What's more, Taibbi explained that the "hacked materials" designation — which that Twitter claimed enabled its censorship of the Hunter Biden story — "normally required an official/law enforcement finding of hack." But the internal documents led Taibbi to the conclusion that "such a finding never appears throughout what one executive describes as a 'whirlwind' 24-hour, company-wide mess."


Is that a "mistake," or is that a concerted effort to concoct a story to support their suppression of a relevant news story because its damaging to the Biden family?

During a back-and-forth with Rep. Andy Biggs (R-AZ), Roth later couldn't come up with a policy that the Post's reporting on Hunter Biden's laptop violated — nor an allegedly required government finding that the laptop was the result of a hack — to meet Twitter's policy regarding hacked materials. 

Democrats on the Oversight Committee, however, kept up their antics to try and minimize the impact of apparent collusion between big tech companies such as Twitter and powerful Democrats such as Joe Biden.

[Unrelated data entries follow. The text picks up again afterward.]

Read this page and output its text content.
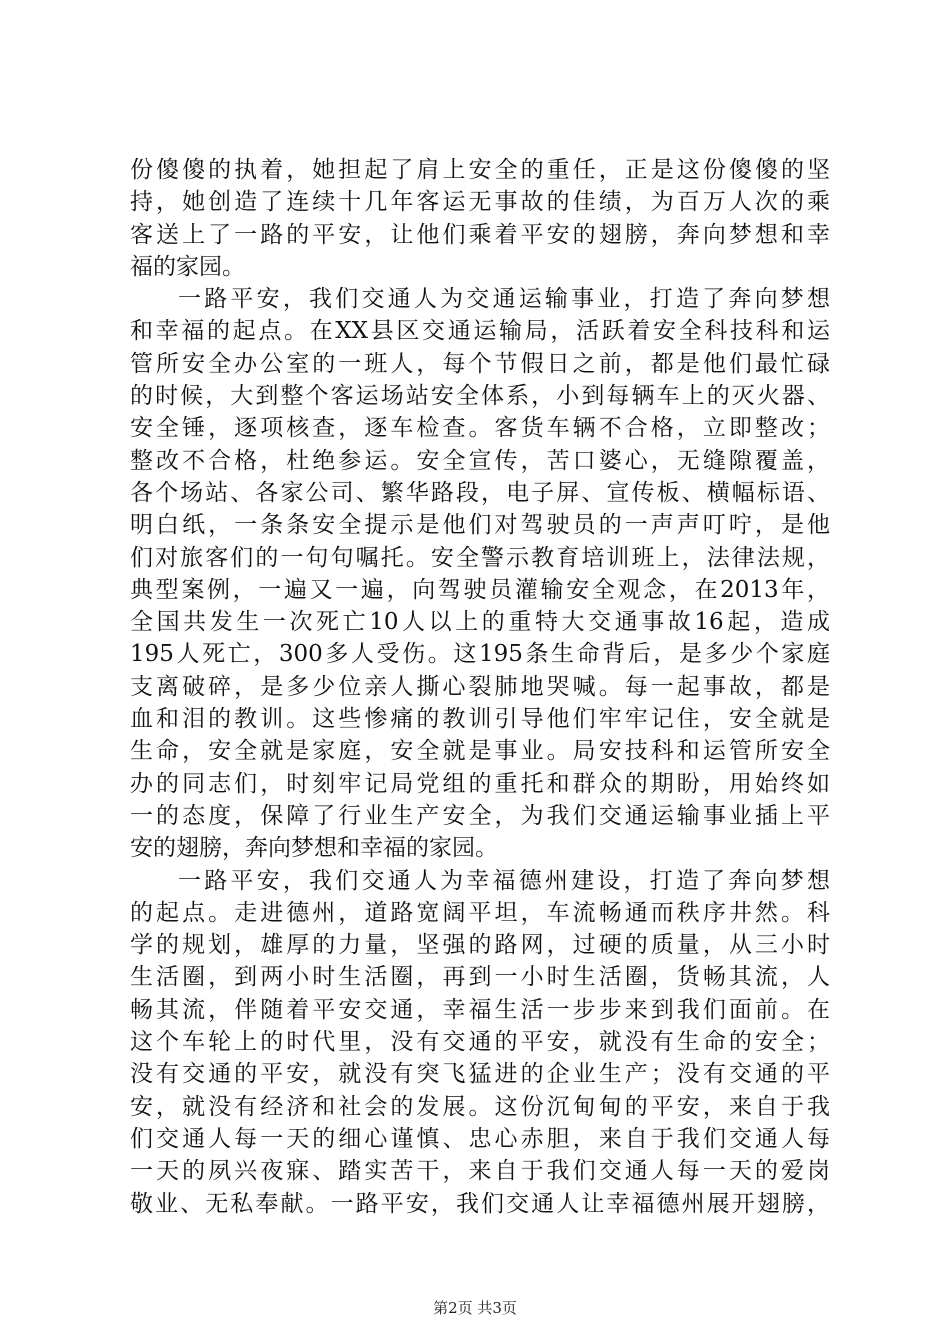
份傻傻的执着，她担起了肩上安全的重任，正是这份傻傻的坚
持，她创造了连续十几年客运无事故的佳绩，为百万人次的乘
客送上了一路的平安，让他们乘着平安的翅膀，奔向梦想和幸
福的家园。
一路平安，我们交通人为交通运输事业，打造了奔向梦想
和幸福的起点。在XX县区交通运输局，活跃着安全科技科和运
管所安全办公室的一班人，每个节假日之前，都是他们最忙碌
的时候，大到整个客运场站安全体系，小到每辆车上的灭火器、
安全锤，逐项核查，逐车检查。客货车辆不合格，立即整改；
整改不合格，杜绝参运。安全宣传，苦口婆心，无缝隙覆盖，
各个场站、各家公司、繁华路段，电子屏、宣传板、横幅标语、
明白纸，一条条安全提示是他们对驾驶员的一声声叮咛，是他
们对旅客们的一句句嘱托。安全警示教育培训班上，法律法规，
典型案例，一遍又一遍，向驾驶员灌输安全观念，在2013年，
全国共发生一次死亡10人以上的重特大交通事故16起，造成
195人死亡，300多人受伤。这195条生命背后，是多少个家庭
支离破碎，是多少位亲人撕心裂肺地哭喊。每一起事故，都是
血和泪的教训。这些惨痛的教训引导他们牢牢记住，安全就是
生命，安全就是家庭，安全就是事业。局安技科和运管所安全
办的同志们，时刻牢记局党组的重托和群众的期盼，用始终如
一的态度，保障了行业生产安全，为我们交通运输事业插上平
安的翅膀，奔向梦想和幸福的家园。
一路平安，我们交通人为幸福德州建设，打造了奔向梦想
的起点。走进德州，道路宽阔平坦，车流畅通而秩序井然。科
学的规划，雄厚的力量，坚强的路网，过硬的质量，从三小时
生活圈，到两小时生活圈，再到一小时生活圈，货畅其流，人
畅其流，伴随着平安交通，幸福生活一步步来到我们面前。在
这个车轮上的时代里，没有交通的平安，就没有生命的安全；
没有交通的平安，就没有突飞猛进的企业生产；没有交通的平
安，就没有经济和社会的发展。这份沉甸甸的平安，来自于我
们交通人每一天的细心谨慎、忠心赤胆，来自于我们交通人每
一天的夙兴夜寐、踏实苦干，来自于我们交通人每一天的爱岗
敬业、无私奉献。一路平安，我们交通人让幸福德州展开翅膀，
第2页 共3页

For example, here's AOC saying the suppression of stories about Hunter Biden's laptop was just a "24-hour hiccup."


AOC can try to distract and minimize all she wants, but the House Oversight Committee's chairman, James Comer (R-KY), is only getting started with this series of hearings on the way government has used friendly relationships with sympathetic tech companies to circumvent Americans' First Amendment rights.